Jan 19, 2015

New Ag Secretary in the State of Sao Paulo has a Lot to Worry About

Author: Michael Cordonnier/Soybean & Corn Advisor, Inc.

The State of Sao Paulo in southeastern Brazil has a new Secretary of Agriculture and he has a lot of problems to confront including: the ongoing crisis in the sugar sector, low commodity prices, recovering from the worst drought in 80 years, and continuing low water levels in the state's reservoirs

The principal agricultural activity in the state is the growing and processing of sugarcane which accounts for 34% of the agricultural GDP in the state. The combination of adverse weather, low sugar and ethanol prices, and misguided governmental policies has led to the closing of 44 sugar mills during the last three years and another 33 sugar mills entering into bankruptcy proceedings. The sugar sector in the state has lost 50,000 direct jobs in the last three years and more than 100,000 jobs when related industries such as services and equipment are included.

Low sugar and ethanol prices are the major concern for the sector. The price of sugar is governed by the international marketplace, but the price of ethanol is directly related to the price of gasoline which is controlled by the federal government. Sugarcane producers in Brazil have been petitioning the federal government to increase the price of gasoline, but the government has held down the price of gasoline out of a concern for domestic inflation. With the recent declines in international petroleum prices, it would now be even more difficult to increase ethanol prices.

Many sugar mills in Brazil are able to adjust their production to favor either sugar or ethanol depending on which product offers the best return. With the downturn in world sugar prices, mill operators had been hoping that ethanol would be their key to profitability, but thus far that has not been the case.

Adverse weather over the last few years has also led to problems in the sugar sector.
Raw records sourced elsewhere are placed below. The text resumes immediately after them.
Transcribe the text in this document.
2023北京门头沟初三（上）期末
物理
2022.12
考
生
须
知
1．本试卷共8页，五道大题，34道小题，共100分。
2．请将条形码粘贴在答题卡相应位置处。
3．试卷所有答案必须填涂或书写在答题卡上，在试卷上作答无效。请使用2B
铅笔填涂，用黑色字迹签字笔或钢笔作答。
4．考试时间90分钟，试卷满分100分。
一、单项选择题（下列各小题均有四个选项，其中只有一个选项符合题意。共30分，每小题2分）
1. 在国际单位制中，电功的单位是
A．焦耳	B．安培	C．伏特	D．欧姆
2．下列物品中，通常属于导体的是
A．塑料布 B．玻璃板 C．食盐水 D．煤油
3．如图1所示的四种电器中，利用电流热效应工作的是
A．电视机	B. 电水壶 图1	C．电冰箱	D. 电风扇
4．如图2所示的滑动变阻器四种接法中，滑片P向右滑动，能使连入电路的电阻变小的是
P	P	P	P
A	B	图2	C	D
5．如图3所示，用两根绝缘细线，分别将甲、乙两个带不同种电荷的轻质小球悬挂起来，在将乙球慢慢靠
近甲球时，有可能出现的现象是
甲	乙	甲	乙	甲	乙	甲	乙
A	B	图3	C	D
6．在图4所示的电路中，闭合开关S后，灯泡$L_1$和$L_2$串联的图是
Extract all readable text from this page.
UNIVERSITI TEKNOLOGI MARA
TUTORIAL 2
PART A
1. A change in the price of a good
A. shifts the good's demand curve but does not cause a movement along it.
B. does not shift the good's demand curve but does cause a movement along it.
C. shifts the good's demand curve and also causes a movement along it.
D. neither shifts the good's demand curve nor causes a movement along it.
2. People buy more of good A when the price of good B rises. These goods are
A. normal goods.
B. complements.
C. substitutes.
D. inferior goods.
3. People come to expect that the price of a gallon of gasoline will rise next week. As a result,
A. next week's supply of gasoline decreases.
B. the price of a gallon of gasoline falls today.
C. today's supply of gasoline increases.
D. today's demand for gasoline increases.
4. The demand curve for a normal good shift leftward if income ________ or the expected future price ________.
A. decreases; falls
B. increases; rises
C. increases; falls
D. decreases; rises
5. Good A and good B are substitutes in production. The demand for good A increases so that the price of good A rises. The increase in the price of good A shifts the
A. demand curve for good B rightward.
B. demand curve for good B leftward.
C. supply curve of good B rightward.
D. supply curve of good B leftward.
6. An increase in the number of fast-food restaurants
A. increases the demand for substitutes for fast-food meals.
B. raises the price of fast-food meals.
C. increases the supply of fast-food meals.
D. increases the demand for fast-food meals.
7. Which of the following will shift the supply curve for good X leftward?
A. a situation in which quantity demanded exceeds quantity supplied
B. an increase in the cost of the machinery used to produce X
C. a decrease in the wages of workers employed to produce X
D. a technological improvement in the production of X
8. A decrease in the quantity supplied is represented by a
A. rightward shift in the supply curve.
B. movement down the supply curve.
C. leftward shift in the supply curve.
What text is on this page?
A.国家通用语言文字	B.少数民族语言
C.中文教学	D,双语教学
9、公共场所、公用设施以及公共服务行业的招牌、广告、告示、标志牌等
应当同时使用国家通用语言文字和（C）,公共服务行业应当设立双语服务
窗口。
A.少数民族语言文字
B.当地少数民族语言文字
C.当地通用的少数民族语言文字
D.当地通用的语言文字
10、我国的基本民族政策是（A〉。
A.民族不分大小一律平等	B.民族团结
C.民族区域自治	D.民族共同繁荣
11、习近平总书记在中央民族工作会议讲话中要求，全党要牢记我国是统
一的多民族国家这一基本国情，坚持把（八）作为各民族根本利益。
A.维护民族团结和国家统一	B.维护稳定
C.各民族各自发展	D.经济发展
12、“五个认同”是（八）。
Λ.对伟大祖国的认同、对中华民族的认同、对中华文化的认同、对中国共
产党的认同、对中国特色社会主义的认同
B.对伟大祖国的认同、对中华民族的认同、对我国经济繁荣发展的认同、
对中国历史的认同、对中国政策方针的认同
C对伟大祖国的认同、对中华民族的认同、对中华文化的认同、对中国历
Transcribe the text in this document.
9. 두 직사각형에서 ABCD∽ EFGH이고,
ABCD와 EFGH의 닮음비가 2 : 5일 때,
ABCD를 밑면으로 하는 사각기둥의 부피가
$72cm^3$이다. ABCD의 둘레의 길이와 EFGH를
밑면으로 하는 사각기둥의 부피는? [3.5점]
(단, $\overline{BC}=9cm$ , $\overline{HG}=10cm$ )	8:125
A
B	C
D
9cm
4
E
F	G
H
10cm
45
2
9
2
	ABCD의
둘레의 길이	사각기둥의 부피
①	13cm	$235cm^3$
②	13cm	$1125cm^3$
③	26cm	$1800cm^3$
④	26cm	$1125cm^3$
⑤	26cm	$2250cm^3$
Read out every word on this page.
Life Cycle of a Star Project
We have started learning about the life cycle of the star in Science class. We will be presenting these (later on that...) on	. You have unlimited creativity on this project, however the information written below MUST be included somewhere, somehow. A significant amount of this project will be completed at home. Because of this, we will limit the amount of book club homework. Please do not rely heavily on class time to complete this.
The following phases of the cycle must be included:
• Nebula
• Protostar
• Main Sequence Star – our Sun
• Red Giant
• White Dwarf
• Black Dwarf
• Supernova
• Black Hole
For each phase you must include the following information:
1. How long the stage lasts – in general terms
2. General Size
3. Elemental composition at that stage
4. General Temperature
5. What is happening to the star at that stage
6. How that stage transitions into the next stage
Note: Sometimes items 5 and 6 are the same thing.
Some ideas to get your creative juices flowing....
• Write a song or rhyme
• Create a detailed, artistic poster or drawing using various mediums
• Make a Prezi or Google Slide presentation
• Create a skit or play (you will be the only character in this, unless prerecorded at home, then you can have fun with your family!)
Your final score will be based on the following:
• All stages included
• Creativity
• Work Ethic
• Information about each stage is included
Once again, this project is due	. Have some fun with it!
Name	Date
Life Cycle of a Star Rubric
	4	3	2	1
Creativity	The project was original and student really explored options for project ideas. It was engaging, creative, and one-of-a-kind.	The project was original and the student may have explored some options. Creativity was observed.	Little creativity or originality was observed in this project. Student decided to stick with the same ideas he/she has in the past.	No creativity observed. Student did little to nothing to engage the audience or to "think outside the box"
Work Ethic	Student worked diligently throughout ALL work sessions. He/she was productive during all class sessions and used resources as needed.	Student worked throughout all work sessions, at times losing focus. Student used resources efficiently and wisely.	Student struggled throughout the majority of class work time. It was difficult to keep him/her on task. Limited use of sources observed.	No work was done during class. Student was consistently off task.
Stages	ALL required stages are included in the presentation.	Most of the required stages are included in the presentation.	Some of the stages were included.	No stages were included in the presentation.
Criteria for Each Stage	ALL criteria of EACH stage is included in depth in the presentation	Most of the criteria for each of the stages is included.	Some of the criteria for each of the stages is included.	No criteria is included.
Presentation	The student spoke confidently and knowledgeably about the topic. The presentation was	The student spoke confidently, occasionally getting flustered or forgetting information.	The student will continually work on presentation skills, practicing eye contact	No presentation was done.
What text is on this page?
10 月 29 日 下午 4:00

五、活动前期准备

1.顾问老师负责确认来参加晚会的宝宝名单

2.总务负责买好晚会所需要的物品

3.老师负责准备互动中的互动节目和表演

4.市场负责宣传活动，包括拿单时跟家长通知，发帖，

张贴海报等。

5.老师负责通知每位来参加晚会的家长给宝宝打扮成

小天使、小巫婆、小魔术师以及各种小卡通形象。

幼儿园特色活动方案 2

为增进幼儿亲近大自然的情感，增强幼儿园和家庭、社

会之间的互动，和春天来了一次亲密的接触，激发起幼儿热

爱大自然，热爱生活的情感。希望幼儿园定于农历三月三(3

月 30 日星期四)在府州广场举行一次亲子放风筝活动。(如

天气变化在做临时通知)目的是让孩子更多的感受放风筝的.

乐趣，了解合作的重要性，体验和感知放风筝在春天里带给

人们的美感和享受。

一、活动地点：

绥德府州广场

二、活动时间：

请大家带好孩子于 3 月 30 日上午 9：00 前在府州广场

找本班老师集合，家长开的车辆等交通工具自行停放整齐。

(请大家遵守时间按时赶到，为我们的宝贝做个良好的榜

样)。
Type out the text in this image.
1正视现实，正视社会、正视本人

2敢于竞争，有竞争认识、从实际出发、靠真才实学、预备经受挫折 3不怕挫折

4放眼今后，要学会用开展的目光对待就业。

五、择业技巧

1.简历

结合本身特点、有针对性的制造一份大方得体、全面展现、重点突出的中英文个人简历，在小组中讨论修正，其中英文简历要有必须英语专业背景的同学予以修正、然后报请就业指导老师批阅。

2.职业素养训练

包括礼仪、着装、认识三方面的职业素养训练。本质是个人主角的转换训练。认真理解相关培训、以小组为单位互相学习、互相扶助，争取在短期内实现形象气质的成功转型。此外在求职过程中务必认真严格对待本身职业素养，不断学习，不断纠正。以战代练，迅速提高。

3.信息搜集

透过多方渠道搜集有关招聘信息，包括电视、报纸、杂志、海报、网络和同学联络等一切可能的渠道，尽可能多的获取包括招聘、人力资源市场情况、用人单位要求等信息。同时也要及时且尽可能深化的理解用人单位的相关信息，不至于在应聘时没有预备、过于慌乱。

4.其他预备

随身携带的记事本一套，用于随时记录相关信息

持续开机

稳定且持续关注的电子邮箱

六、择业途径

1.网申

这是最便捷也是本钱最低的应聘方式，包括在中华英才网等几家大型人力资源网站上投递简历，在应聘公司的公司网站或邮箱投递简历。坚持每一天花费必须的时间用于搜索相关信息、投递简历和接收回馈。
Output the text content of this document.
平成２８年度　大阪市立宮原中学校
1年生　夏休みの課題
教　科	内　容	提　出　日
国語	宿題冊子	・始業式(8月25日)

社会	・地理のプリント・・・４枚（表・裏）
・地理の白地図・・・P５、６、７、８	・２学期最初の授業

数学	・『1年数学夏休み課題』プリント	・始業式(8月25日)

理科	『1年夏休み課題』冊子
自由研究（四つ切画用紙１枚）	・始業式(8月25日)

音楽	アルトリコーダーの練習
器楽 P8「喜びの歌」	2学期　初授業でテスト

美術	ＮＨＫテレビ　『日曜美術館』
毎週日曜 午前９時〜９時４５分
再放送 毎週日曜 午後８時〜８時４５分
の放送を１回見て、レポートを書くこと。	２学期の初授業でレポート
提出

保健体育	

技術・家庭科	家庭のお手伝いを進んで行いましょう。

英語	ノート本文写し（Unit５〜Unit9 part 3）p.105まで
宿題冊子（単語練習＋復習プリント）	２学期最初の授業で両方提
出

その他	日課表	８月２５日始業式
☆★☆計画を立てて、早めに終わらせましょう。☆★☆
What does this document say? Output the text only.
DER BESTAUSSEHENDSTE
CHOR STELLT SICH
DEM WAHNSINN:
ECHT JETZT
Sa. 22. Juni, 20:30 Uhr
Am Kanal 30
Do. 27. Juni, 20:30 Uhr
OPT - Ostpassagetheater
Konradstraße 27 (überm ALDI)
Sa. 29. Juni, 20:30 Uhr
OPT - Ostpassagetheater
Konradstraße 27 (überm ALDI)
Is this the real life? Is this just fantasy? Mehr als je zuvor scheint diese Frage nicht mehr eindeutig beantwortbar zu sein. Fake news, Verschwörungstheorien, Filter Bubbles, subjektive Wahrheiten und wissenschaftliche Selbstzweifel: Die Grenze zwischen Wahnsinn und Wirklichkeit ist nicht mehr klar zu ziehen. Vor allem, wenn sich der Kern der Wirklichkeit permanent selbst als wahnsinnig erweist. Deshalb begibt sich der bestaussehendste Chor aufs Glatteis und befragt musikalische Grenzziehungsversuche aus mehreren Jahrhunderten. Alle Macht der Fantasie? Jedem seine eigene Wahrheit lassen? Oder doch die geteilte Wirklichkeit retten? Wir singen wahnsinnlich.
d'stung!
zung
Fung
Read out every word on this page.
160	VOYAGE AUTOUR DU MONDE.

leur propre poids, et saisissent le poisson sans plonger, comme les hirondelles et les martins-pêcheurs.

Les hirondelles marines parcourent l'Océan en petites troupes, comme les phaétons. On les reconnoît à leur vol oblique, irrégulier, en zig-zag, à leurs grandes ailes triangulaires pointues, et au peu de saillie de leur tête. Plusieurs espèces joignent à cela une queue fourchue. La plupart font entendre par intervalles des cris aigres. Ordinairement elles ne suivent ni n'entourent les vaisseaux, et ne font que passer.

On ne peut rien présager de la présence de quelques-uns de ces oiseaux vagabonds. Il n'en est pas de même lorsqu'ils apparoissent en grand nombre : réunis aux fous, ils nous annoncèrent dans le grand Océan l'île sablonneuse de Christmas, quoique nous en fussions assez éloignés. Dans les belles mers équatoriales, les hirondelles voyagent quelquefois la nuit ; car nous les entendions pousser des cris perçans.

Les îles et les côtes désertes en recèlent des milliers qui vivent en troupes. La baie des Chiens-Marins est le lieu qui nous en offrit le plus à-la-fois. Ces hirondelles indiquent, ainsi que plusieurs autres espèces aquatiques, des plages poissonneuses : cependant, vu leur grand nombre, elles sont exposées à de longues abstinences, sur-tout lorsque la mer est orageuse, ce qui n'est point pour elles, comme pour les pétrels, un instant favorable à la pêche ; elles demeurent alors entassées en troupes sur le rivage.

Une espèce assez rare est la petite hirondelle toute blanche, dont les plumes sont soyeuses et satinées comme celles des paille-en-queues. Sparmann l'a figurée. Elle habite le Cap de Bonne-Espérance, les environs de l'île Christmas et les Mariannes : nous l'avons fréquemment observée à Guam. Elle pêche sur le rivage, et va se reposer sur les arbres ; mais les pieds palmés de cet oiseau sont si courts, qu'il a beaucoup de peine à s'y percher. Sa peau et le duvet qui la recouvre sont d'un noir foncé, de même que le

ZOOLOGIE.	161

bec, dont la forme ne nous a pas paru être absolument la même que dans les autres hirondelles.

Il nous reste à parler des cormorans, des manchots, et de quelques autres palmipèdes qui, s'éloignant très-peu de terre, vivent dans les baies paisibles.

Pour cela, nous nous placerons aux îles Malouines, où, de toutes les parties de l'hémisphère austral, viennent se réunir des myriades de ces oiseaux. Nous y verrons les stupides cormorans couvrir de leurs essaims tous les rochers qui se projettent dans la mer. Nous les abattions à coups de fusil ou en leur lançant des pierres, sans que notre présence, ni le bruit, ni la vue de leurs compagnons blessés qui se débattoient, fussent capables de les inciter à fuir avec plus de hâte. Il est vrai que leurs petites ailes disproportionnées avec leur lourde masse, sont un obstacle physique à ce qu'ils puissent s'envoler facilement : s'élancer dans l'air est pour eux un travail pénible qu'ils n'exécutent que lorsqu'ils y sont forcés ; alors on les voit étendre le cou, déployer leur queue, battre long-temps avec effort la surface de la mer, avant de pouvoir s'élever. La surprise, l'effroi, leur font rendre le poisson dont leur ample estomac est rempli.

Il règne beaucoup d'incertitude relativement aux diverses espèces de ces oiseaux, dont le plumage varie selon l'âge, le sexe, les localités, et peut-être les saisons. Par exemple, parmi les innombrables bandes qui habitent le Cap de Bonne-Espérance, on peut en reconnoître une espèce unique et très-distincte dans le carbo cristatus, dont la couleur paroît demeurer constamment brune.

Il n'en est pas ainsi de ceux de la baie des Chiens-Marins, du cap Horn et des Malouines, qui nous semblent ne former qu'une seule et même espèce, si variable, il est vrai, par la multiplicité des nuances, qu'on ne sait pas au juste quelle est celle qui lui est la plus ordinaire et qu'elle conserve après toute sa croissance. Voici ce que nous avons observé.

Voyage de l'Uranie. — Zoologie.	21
Droughts, frosts, and high temperatures have all led to declining sugarcane production in the state even though the sugarcane acreage has increased. With an uncertain economic future for the sugar sector, future increases in sugarcane acreage are now in doubt.

In addition to being the major producer of sugar and ethanol, the state is also the number one producer of rubber and oranges and a major producer of coffee, forestry products from reforestation, ornamental flowers, eggs, fruits, poultry, swine, and beef. The state also produces soybeans, corn, and dry beans, but grain prices have also been weak as well.

The water levels in the state's hydroelectric reservoirs have improved slightly over the last few months, but not nearly enough to say the crisis is over. January is generally the rainiest time of the year, but rainfall levels have been below normal for the last month leaving many to worry if there will be enough rainfall to recharge the water levels in a meaningful way. The summer rainy season still has two more month to go before the next dry season sets in and state officials are hoping for above normal rainfall during February and March. If the rainfall does not pick up, the state could once again be facing electrical shortages.